Pero también hay una cuestión muy local, que no encontré ni en mi natal Olavarría ni en mi frecuentada Mar del Plata, ciudad en la que fuimos vetadas de un departamento por haber gritado una sola vez. En una urbe como Buenos Aires, juegan dos fenómenos antagónicos y complementarios.
Por un lado, el tamaño de la ciudad potencia el anonimato y, por ende, la sensación de impunidad. Por el otro, en los barrios menos densos, de casas bajas, los códigos se relajan, posiblemente porque se pierde de vista que los demás escuchan. Si estoy más lejos de mi vecino y no pegado a su departamento, entonces no está. Ojos que no ven, oídos que no sienten.
Por eso lo de “barrio tranquilo” es una trampa en esta ciudad. Nunca sufrí tanto ruido como ahora que vivo en uno. Guitarreadas o karaoke con megáfono en la vereda de madrugada, parlante a todo volumen a cualquier hora. No sé si es falta de sentido de comunidad o que esa comunidad está resignada, pero en barrios más transitados al menos saben que no están solos. Quizás esa conciencia juegue incluso en otros temas, como el hecho de que la mayoría de los perros que vi atados viven en zonas densas -no tengo estadística, aunque sí casuística-. Igual eso es tema para otra columna.
“Duermo mejor ahora en Once. En Colegiales, mis vecinos hacían bardo los fines de semana como si estuvieran en el campo”, me contó un colega extranjero que ya cité en otra columna. Lo leo epifánicamente, incluso a sabiendas del binomio civilización-barbarie que puede implicar y que me veo muy tentada de adoptar. Claro que en los edificios también se transgreden las reglas del consorcio. Pero al menos hay reglas y, en consecuencia, algún margen de negociación.
En los barrios más densos hay más colectivos, bocinazos y sirenas de ambulancias; más avenidas estridentes como Pueyrredón, Rivadavia o Luis María Campos; más edificios construidos con materiales que amplifican el sonido en lugar de amortiguarlo. Pero entonces también hay más colchón sonoro, ese ruido blanco pseudo uniforme que aminora los otros sonidos, los intermitentes y los impulsivos. Prefiero el primero antes que los últimos. Dormía mejor en Microcentro y Palermo que en Villa Urquiza y Saavedra. Ahora bien, ¿es sano tener que elegir entre tipos de ruidos? ¿Cuán lejos estamos de vivir más tranquilos?

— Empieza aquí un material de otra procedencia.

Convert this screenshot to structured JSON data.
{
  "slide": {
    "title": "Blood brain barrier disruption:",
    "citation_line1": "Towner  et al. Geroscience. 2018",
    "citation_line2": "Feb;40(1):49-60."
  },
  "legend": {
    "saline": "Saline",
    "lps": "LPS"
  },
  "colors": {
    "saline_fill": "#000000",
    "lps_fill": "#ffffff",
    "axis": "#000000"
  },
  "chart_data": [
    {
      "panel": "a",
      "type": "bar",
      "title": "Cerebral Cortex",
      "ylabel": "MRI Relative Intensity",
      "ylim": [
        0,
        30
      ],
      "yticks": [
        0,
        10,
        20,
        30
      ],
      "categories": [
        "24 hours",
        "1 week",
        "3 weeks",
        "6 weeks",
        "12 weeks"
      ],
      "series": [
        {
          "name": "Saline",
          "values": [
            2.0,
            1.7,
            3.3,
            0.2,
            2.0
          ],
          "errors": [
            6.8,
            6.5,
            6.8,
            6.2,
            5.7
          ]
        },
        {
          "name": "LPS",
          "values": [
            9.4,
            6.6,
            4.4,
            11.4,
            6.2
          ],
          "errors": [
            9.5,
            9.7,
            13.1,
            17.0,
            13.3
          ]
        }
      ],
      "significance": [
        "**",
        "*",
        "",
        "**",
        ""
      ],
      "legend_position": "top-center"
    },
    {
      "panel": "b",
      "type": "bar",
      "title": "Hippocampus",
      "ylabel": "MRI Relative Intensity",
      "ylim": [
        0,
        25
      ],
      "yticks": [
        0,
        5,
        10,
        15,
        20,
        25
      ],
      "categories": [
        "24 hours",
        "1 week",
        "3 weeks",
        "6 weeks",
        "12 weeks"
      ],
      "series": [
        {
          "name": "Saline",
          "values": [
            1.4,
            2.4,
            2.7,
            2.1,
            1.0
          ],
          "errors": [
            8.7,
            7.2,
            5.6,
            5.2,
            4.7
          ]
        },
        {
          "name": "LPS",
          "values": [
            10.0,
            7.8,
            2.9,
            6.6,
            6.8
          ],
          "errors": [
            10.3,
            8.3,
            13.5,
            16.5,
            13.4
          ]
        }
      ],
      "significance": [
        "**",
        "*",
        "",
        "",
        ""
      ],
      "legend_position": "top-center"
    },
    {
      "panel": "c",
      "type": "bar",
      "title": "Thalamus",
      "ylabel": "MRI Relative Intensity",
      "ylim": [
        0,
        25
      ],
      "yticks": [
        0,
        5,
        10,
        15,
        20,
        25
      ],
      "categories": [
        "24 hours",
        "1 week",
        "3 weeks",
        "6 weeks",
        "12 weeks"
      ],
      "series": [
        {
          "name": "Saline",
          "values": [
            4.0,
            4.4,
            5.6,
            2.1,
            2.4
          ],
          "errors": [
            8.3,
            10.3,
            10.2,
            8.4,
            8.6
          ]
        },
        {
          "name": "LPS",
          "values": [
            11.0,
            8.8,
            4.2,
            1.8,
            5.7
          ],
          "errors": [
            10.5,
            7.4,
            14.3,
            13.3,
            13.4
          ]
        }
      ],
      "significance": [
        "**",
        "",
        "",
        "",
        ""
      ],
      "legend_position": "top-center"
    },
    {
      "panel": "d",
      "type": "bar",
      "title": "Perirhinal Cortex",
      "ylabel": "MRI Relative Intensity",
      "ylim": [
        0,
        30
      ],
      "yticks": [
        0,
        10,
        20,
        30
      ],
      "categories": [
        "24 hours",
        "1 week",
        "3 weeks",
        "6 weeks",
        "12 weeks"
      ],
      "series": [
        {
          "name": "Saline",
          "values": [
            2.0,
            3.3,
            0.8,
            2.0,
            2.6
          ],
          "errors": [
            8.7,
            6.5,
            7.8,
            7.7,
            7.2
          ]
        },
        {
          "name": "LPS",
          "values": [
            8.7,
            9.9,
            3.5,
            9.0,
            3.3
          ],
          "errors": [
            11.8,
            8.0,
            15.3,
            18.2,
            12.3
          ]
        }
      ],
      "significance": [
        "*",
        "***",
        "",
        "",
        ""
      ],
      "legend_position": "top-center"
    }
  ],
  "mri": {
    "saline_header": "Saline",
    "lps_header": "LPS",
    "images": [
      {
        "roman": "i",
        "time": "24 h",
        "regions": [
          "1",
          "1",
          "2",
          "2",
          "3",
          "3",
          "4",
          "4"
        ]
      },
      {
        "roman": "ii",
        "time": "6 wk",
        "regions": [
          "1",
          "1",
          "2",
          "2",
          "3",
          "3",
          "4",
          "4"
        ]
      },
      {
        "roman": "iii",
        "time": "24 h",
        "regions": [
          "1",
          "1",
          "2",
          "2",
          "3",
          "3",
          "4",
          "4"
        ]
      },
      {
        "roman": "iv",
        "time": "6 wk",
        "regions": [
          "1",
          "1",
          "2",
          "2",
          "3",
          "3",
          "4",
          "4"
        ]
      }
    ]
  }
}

Difícil saberlo con precisión. El último Mapa del Ruido porteño es de 2019 y recién toca repetirlo este año, ya que la Ley 1.540 de Control de la Contaminación Acústica ordena hacer uno cada lustro. Busco informes recientes de fuentes serias: sólo encuentro ránkings de hace una década.
“En una ciudad tan ruidosa, se construye una legitimación intrínseca a hacer cualquier ruido. Total, es todo un despelote. No hay una cultura de respetar el hábitat colectivo y comunitario. El ruido es parte de la violencia urbana que destruye comunidad”, me resume el licenciado en Diseño del Paisaje Fabio Márquez (@paisajeante en X), una de las fuentes a las que recurrí en busca de estudios.
En este caos sonoro no hay consecuencias, y los que lo generan lo saben, conscientemente o no. Ni quienes destratan a sus vecinos ni quienes tocan bocina por cualquier motivo ni los responsables de obras en construcción son debidamente controlados. Mientras tanto, la transición del transporte a matrices menos ruidosas avanza poco y lento. Y las denuncias vecinales implican que uno mismo consiga evidencia, por lo que terminan exponiendo más al denunciante que al denunciado.
En Buenos Aires se naturalizó el ruido. Para eso debe haber quien lo tolere pero, sobre todo, debe existir alguien que naturalice producirlo. No es cierto que no se sufra. Cada amigo, colega o conocido consultado tuvo alguna queja sobre el tema: un vecino en obra a toda hora, una avenida llena de colectivos, una fiesta a todo volumen, gente que grita en la calle. Y la lista sigue: pueden sumar acá abajo en los comentarios.